Ein Tanz, der unter die Haut geht
Kizomba ist weit mehr als nur ein Tanz, er ist ein tiefes Gefühl von Verbundenheit. Entstanden in den späten 1970er und frühen 1980er Jahren in Angola, verschmelzen in diesem Paartanz traditionelle afrikanische Rhythmen wie der Semba mit sanften, modernen Einflüssen aus dem Zouk. Wer Kizomba tanzen möchte, lernt schnell, dass es hier nicht auf spektakuläre Hebefiguren oder schnelle Drehungen ankommt. Die Magie liegt in der dichten, fast lautlosen Kommunikation zwischen den Tanzenden. Die Bewegung ist fließend, erdverbunden und wird maßgeblich aus der Hüfte und dem Oberkörper gesteuert.

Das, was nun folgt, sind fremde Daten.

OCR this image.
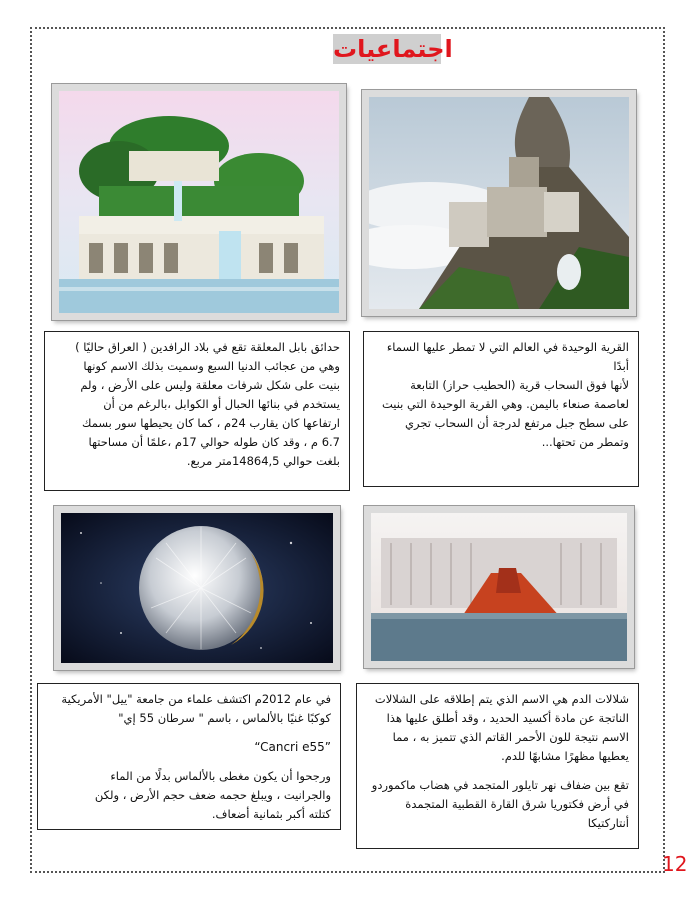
اجتماعيات

حدائق بابل المعلقة تقع في بلاد الرافدين ( العراق حاليًا )

وهي من عجائب الدنيا السبع وسميت بذلك الاسم كونها

بنيت على شكل شرفات معلقة وليس على الأرض ، ولم

يستخدم في بنائها الحبال أو الكوابل ،بالرغم من أن

ارتفاعها كان يقارب 24م ، كما كان يحيطها سور بسمك

6.7 م ، وقد كان طوله حوالي 17م ،علمًا أن مساحتها

بلغت حوالي 14864,5متر مربع.

القرية الوحيدة في العالم التي لا تمطر عليها السماء أبدًا

لأنها فوق السحاب قرية (الحطيب حراز) التابعة

لعاصمة صنعاء باليمن. وهي القرية الوحيدة التي بنيت

على سطح جبل مرتفع لدرجة أن السحاب تجري

وتمطر من تحتها...

في عام 2012م اكتشف علماء من جامعة "ييل" الأمريكية

كوكبًا غنيًا بالألماس ، باسم " سرطان 55 إي"

“Cancri e55”

ورجحوا أن يكون مغطى بالألماس بدلًا من الماء

والجرانيت ، ويبلغ حجمه ضعف حجم الأرض ، ولكن

كتلته أكبر بثمانية أضعاف.

شلالات الدم هي الاسم الذي يتم إطلاقه على الشلالات

الناتجة عن مادة أكسيد الحديد ، وقد أطلق عليها هذا

الاسم نتيجة للون الأحمر القاتم الذي تتميز به ، مما

يعطيها مظهرًا مشابهًا للدم.

تقع بين ضفاف نهر تايلور المتجمد في هضاب ماكموردو

في أرض فكتوريا شرق القارة القطبية المتجمدة

أنتاركتيكا

12
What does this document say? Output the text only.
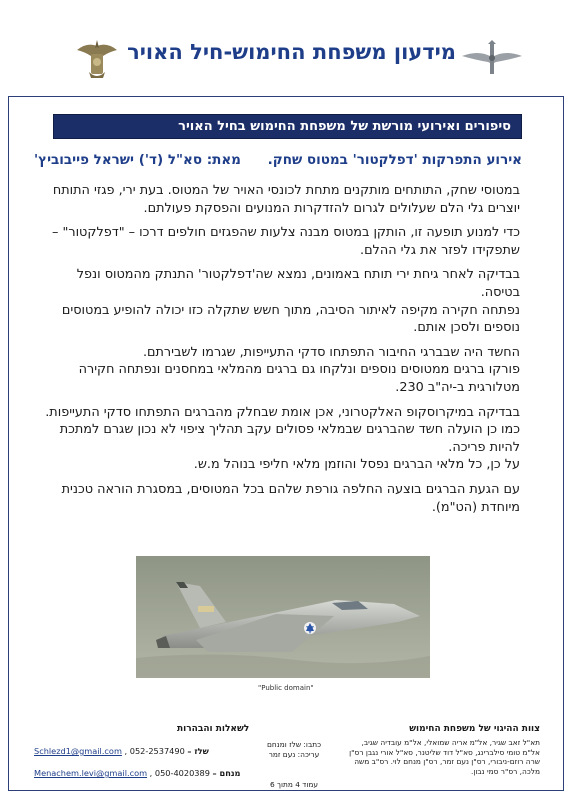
מידעון משפחת החימוש-חיל האויר
סיפורים ואירועי מורשת של משפחת החימוש בחיל האויר
אירוע התפרקות 'דפלקטור' במטוס שחק. מאת: סא"ל (ד') ישראל פייבוביץ'

במטוסי שחק, התותחים מותקנים מתחת לכונסי האויר של המטוס. בעת ירי, פגזי התותח יוצרים גלי הלם שעלולים לגרום להזדקרות המנועים והפסקת פעולתם.

כדי למנוע תופעה זו, הותקן במטוס מבנה צלעות שהפגזים חולפים דרכו – "דפלקטור" – שתפקידו לפזר את גלי ההלם.

בבדיקה לאחר גיחת ירי תותח באמונים, נמצא שה'דפלקטור' התנתק מהמטוס ונפל בטיסה.

נפתחה חקירה מקיפה לאיתור הסיבה, מתוך חשש שתקלה כזו יכולה להופיע במטוסים נוספים ולסכן אותם.

החשד היה שבברגי החיבור התפתחו סדקי התעייפות, שגרמו לשבירתם.

פורקו ברגים ממטוסים נוספים ונלקחו גם ברגים מהמלאי במחסנים ונפתחה חקירה מטלורגית ב-יה"ב 230.

בבדיקה במיקרוסקופ האלקטרוני, אכן אומת שבחלק מהברגים התפתחו סדקי התעייפות. כמו כן הועלה חשד שהברגים שבמלאי פסולים עקב תהליך ציפוי לא נכון שגרם למתכת להיות פריכה.

על כן, כל מלאי הברגים נפסל והוזמן מלאי חליפי בנוהל מ.ש.

עם הגעת הברגים בוצעה החלפה גורפת שלהם בכל המטוסים, במסגרת הוראה טכנית מיוחדת (הט"מ).

"Public domain"
צוות ההיגוי של משפחת החימוש
תא"ל זאב שגיר, אל"מ אריה שמואלי, אל"מ עובדיה שגיב, אל"מ טומי סילברינג, סא"ל דוד שליטנר, סא"ל אורי נגבן רס"ן שרה רוזם-ניבורי, רס"ן נעם זמר, רס"ן מנחם לוי. רס"ב משה מלכה, רס"ר סמי נבון.
כתבו: שלז ומנחם
עריכה: נעם זמר
עמוד 4 מתוך 6
לשאלות והבהרות
שלז – 052-2537490 , Schlezd1@gmail.com
מנחם – 050-4020389 , Menachem.levi@gmail.com
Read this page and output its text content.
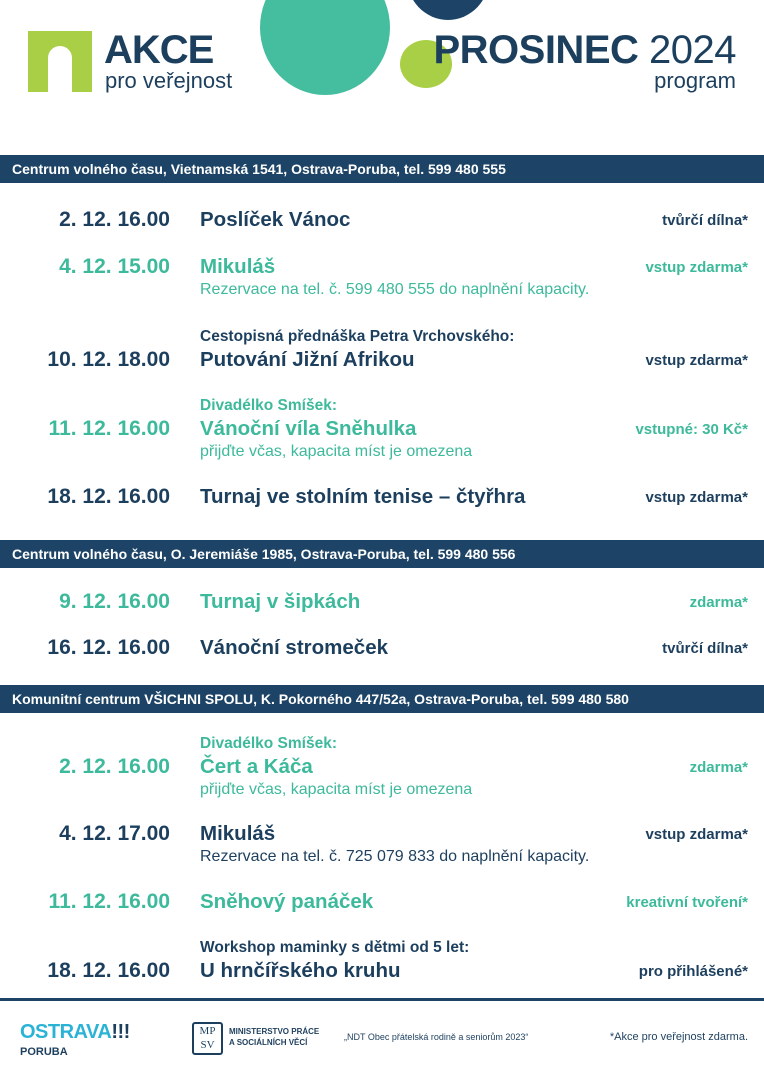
AKCE
pro veřejnost
PROSINEC 2024
program
Centrum volného času, Vietnamská 1541, Ostrava-Poruba, tel. 599 480 555
2. 12. 16.00 Poslíček Vánoc	tvůrčí dílna*
4. 12. 15.00 Mikuláš	vstup zdarma*
Rezervace na tel. č. 599 480 555 do naplnění kapacity.
10. 12. 18.00 Putování Jižní Afrikou	vstup zdarma*
Cestopisná přednáška Petra Vrchovského:
11. 12. 16.00 Vánoční víla Sněhulka	vstupné: 30 Kč*
Divadélko Smíšek:
přijďte včas, kapacita míst je omezena
18. 12. 16.00 Turnaj ve stolním tenise – čtyřhra	vstup zdarma*
Centrum volného času, O. Jeremiáše 1985, Ostrava-Poruba, tel. 599 480 556
9. 12. 16.00 Turnaj v šipkách	zdarma*
16. 12. 16.00 Vánoční stromeček	tvůrčí dílna*
Komunitní centrum VŠICHNI SPOLU, K. Pokorného 447/52a, Ostrava-Poruba, tel. 599 480 580
2. 12. 16.00 Čert a Káča	zdarma*
Divadélko Smíšek:
přijďte včas, kapacita míst je omezena
4. 12. 17.00 Mikuláš	vstup zdarma*
Rezervace na tel. č. 725 079 833 do naplnění kapacity.
11. 12. 16.00 Sněhový panáček	kreativní tvoření*
18. 12. 16.00 U hrnčířského kruhu	pro přihlášené*
Workshop maminky s dětmi od 5 let:
OSTRAVA!!!
PORUBA
MP
SV
MINISTERSTVO PRÁCE
A SOCIÁLNÍCH VĚCÍ
„NDT Obec přátelská rodině a seniorům 2023“	*Akce pro veřejnost zdarma.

Die unverwechselbare Kizomba Musik bildet das Fundament für dieses Erlebnis. Mit ihrem markanten, warmen und oft melancholischen Beat, der stark an einen ruhigen Herzschlag erinnert, zieht sie Tänzer weltweit in ihren Bann. Wenn du neu in der Szene bist und Kizomba Berlin oder andere lokale Communities kennenlernen möchtest, wirst du schnell merken, wie herzlich und offen diese Gemeinschaft ist. Es geht auf den Tanzflächen, den sogenannten Socials, vor allem um das gemeinsame Spüren der Musik und weniger um das fehlerfreie Vorführen einer einstudierten Choreografie.